LGA Budget Submision Autumn 2017
At a time of uncertainty, councils can support the nation, their local communities and the Government in its ambitions for us to take our place in the world. Following the launch of our Growing Places report,1 the Local Government Association’s (LGA) submission to the 2017 Autumn Budget sets out how, with the right funding and powers, councils can continue to lead their local areas whilst the Government gets on with negotiating the UK’s exit from the European Union (EU). To do this, the Budget must bring forward proposals that give councils the powers and fiscal incentives they need to build their local economies, applying the principle of subsidiarity to decision making. With this approach, central and local government can together help to improve residents’ lives, reduce demand for services and save money for the taxpayer.
English councils will have had to deal with £16 billion of reductions to Government grant funding by the end of this decade. 168 councils will not receive any revenue
support grant from April 2019 and will have to contribute funding to the Government instead, fundamentally changing the relationship between local and national government. 97 per cent of councils have signed up to the four-year deal; however, economic and political circumstances have changed with the Local Government Finance Bill no longer going through Parliament and inflation higher than forecast.
In this submission we detail the unfunded cost pressures facing local government and why, with many local services facing significant funding gaps, it is vital that the Budget recognises that councils cannot continue without sufficient and sustainable resources.

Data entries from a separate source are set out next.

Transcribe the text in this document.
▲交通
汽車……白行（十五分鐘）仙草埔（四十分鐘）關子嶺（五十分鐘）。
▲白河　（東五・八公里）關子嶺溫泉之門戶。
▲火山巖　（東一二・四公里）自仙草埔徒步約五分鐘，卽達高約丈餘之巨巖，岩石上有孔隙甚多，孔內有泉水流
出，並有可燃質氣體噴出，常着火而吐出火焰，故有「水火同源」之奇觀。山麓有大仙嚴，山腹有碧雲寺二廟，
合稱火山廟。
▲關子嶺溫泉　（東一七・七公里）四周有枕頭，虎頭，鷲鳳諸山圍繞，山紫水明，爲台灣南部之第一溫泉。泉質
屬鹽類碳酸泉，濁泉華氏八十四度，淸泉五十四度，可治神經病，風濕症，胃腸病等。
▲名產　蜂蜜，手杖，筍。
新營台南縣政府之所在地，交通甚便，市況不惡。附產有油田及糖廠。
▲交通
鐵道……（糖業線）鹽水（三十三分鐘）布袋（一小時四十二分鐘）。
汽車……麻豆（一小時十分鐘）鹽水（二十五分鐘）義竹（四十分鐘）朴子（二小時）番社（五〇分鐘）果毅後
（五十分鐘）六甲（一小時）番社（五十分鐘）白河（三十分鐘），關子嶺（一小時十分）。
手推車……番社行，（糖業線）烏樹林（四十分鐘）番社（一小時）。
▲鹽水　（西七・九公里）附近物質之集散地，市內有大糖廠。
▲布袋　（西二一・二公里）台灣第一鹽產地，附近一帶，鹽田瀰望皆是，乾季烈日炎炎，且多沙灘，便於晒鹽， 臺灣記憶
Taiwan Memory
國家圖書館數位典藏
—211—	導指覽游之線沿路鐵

Services such as children’s services, adult social care and homelessness are at a tipping point. Children’s social care in particular is becoming the biggest area of financial challenge for social care authorities. Councils are also facing additional costs such as the pay pressures related to the introduction of the National Living Wage, paying for sleeping carers and the unexpected, but essential, costs for replacing cladding systems following the Grenfell Tower tragedy.
Ensuring fair funding for local government, taking forward the further devolution of business rates and removing the significant central controls on council tax will also be important if councils are to be able to be support their residents, local businesses and the Government’s ambitions for our country. Our submission makes positive recommendations on a range of policy areas with the intention of empowering all parts of local government – combined authorities, counties, districts, London boroughs, metropolitan and unitary authorities – to deliver economic growth and high quality public services. This includes much needed reforms to ensure the distribution of funding to councils is fair and transparent.
Dealing with the housing crisis is an urgent priority for both national and local government. The country needs to build many more homes to keep up with demand. New homes must be in the right locations, genuinely affordable for local residents, of a good quality and of the right type. They must be supported by adequate infrastructure and services and delivered quickly.
The Budget is an ideal opportunity for the Government to announce key policies, such as providing a sustainable long term financial framework for councils to invest in new homes that will help us meet the needs of the nation. Alongside fiscal devolution and the devolution of powers to local areas, there is also a clear need to reform public services. Councillors and councils are leaders of their places and know their areas and their residents’ needs. As the most trusted part of the public sector, local government at its best provides strong leadership that ensures the country has safe and thriving communities.
A national, one-size-fits-all economic policy needs to be replaced by more local decisionmaking which will empower communities to make their economies resilient and growth inclusive. This is why further devolution remains vital in empowering councils to join up public service investment locally whilst continuing to provide dynamic leadership to their local areas. To help achieve the country’s aspirations to build the economy of the future, it is essential that the £8.4 billion of EU funding to local areas is replaced as part of a locally-led successor to EU regional aid. This money is vital to create jobs, support small and medium enterprises, deliver skills and boost local growth in all types of areas across the country. It is crucial that through Government policies such as the Industrial Strategy we continue to invest in all areas to ensure the nation thrives.
Taken together, our proposals provide a road map to empower councils to get on with delivering the growth, services and support that residents tell us they want, whilst also supporting central government, businesses and charities in tackling the long term structural problems that now need immediate attention. Whether it is building new homes, attracting inward investment, providing the skills our residents require or protecting the vulnerable, local government is best placed to
provide leadership and positive action in our communities across the country. Local government has a proven track record of delivering solutions. Given new funding and fiscal freedoms, we can continue to improve the quality of life of the nation. Without this new money and freedoms councils will struggle to continue to support economic growth and provide the public services residents value. A lack of funding for councils will have serious consequences in our communities.
But with the right funding and powers, local government can play a vital role in supporting central government to deliver its ambitions for everyone in our country.